It is always risky to correct anyone's poor grammar lest they catch you out in an even worse howler! My comment on Rushmoor Council's misuse of the English language was no exception.
It stirred up one reader up to go through the Star with a fine tooth comb looking for mistakes.
For those who missed it, I commented on the title of one of Rushmoor's officials, a woman who is known as the Healthy Rushmoor Co-ordinator.
The adjective "healthy" is wrongly used here and is what used to be known as a "misplaced modifier" in the days when grammar was still taught. It makes it sound as though the co-ordinator is quite healthy. In my school days when we had regular grammar tests, a phrase like that would have been used as an example of bad grammar.
How we all hated those boring grammar lessons. When I finished university and came out intending to teach English at secondary level, I, like many modern educators, wanted to chuck grammar overboard and just teach the creative side. That is pretty much what has happened in our school system, and how wrong it has turned out to be. Language is vitally important and how badly we need those grammar lessons today.

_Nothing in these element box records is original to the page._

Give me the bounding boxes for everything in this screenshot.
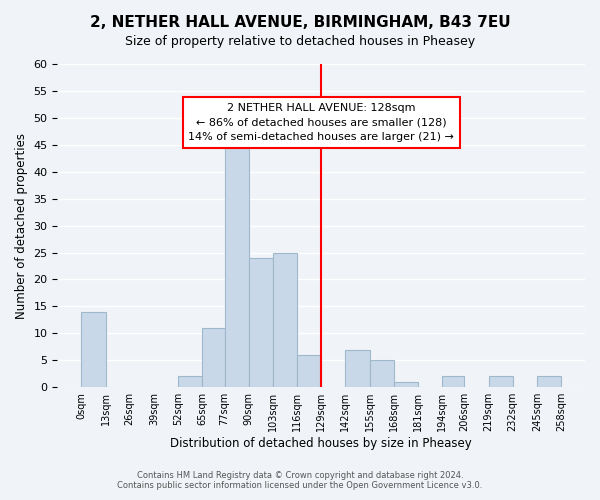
X-axis label: Distribution of detached houses by size in Pheasey: Distribution of detached houses by size … [170,437,472,450]
Y-axis label: Number of detached properties: Number of detached properties [15,132,28,318]
Bar [346,350,370,387]
Text: Size of property relative to detached houses in Pheasey: Size of property relative to detached ho… [125,35,475,48]
Bar [297,355,321,387]
Bar [394,382,418,387]
Bar [224,134,248,387]
Bar [488,376,512,387]
Bar [82,312,106,387]
Bar [273,252,297,387]
Bar [442,376,464,387]
Bar [178,376,202,387]
Bar [248,258,273,387]
Bar [202,328,224,387]
Text: 2, NETHER HALL AVENUE, BIRMINGHAM, B43 7EU: 2, NETHER HALL AVENUE, BIRMINGHAM, B43 7… [89,15,511,30]
Bar [370,360,394,387]
Bar [537,376,561,387]
Text: Contains HM Land Registry data © Crown copyright and database right 2024.
Contai: Contains HM Land Registry data © Crown c… [118,470,482,490]
Text: 2 NETHER HALL AVENUE: 128sqm
← 86% of detached houses are smaller (128)
14% of s: 2 NETHER HALL AVENUE: 128sqm ← 86% of de… [188,103,454,142]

Anyway, a reader, Margaret Collins, of Ringwood Road, Farnborough, found a dandy in the Star last week. It was in the story about Lawrence Turner, who left Aldershot as a boy of 17 and returned for a reunion with old friends after 42 years in the States. See if you can spot it:
"Some old buddies he had not seen since emigrating to the United States as a 17-year-old in 1959. Lawrence's eyes often brimmed with tears as they walked through the door at the home of his sister…"

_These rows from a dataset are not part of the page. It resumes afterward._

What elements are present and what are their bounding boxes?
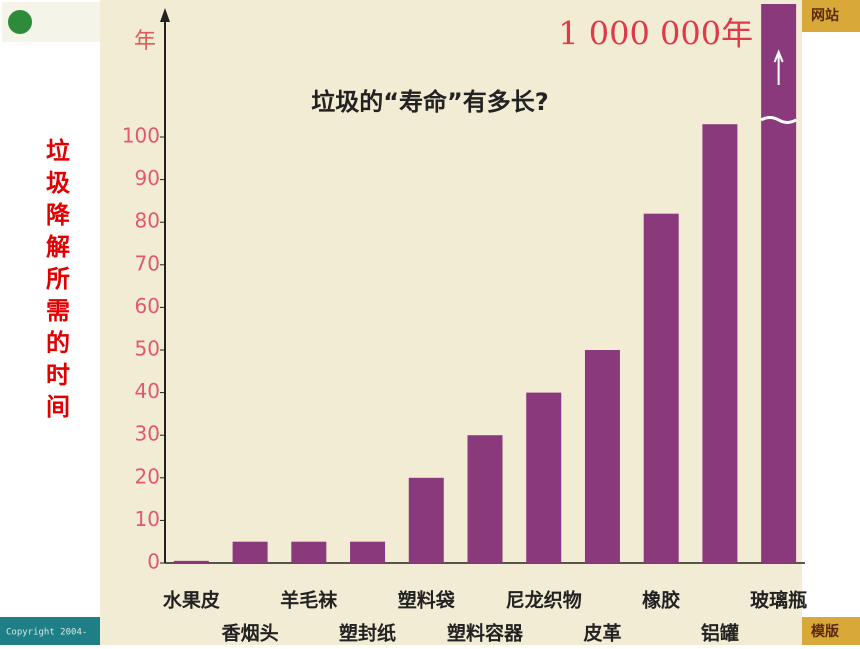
chart-title: 垃圾的“寿命”有多长? [311,88,548,116]
footer-tab-text: 模版 [811,623,839,640]
copyright: Copyright 2004- [6,628,87,638]
bar [467,435,503,563]
bar [702,124,738,563]
y-axis-arrow [160,8,170,22]
bar [526,392,562,563]
overflow-arrow [773,49,784,85]
bar [408,477,444,563]
y-tick-label: 100 [122,124,160,148]
x-tick-label: 水果皮 [163,589,220,612]
logo-icon [8,10,32,34]
x-tick-label: 羊毛袜 [280,589,338,612]
footer-tab [800,617,860,645]
bar [350,541,386,563]
y-tick-label: 70 [135,251,160,275]
bar [291,541,327,563]
value-label: 1 000 000年 [558,15,753,53]
y-tick-label: 80 [135,209,160,233]
bar [173,560,209,563]
y-tick-label: 10 [135,507,160,531]
logo [2,2,100,42]
chart-background [100,0,802,645]
y-tick-label: 0 [147,550,160,574]
bar [232,541,268,563]
bar [761,4,797,563]
x-tick-label: 玻璃瓶 [750,589,807,612]
header-tab-text: 网站 [811,7,839,24]
x-tick-label: 皮革 [583,622,621,645]
x-tick-label: 塑料袋 [398,589,456,612]
y-tick-label: 90 [135,166,160,190]
y-tick-label: 40 [135,379,160,403]
y-tick-label: 30 [135,422,160,446]
header-tab [800,0,860,32]
footer-bar [0,617,105,645]
x-tick-label: 香烟头 [221,622,279,645]
x-tick-label: 橡胶 [642,589,680,612]
x-tick-label: 铝罐 [701,622,739,645]
y-tick-label: 60 [135,294,160,318]
y-tick-label: 20 [135,464,160,488]
y-axis-label: 年 [134,29,156,54]
y-tick-label: 50 [135,337,160,361]
side-title: 垃圾降解所需的时间 [46,137,71,421]
x-tick-label: 尼龙织物 [506,589,582,612]
x-tick-label: 塑封纸 [339,622,396,645]
axis-break [760,115,797,124]
bar [584,350,620,563]
x-tick-label: 塑料容器 [447,622,524,645]
bar [643,213,679,563]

Margaret Collins asks if Lawrence's eyes are "an example of genetic modification." We have to plead guilty to that one, but in mitigation I would say that it was a story that came in at the last minute, and one for which we had to change a page.
Rushmoor Council, on the other hand, is run by committees which ponder matters like official titles and I cannot see any reason for their mistake other than ignorance of grammar.
But thank you for your letter, Margaret. It gave us a good laugh - at ourselves! Will we now hear a similar admission from Rushmoor? I'm not holding my breath.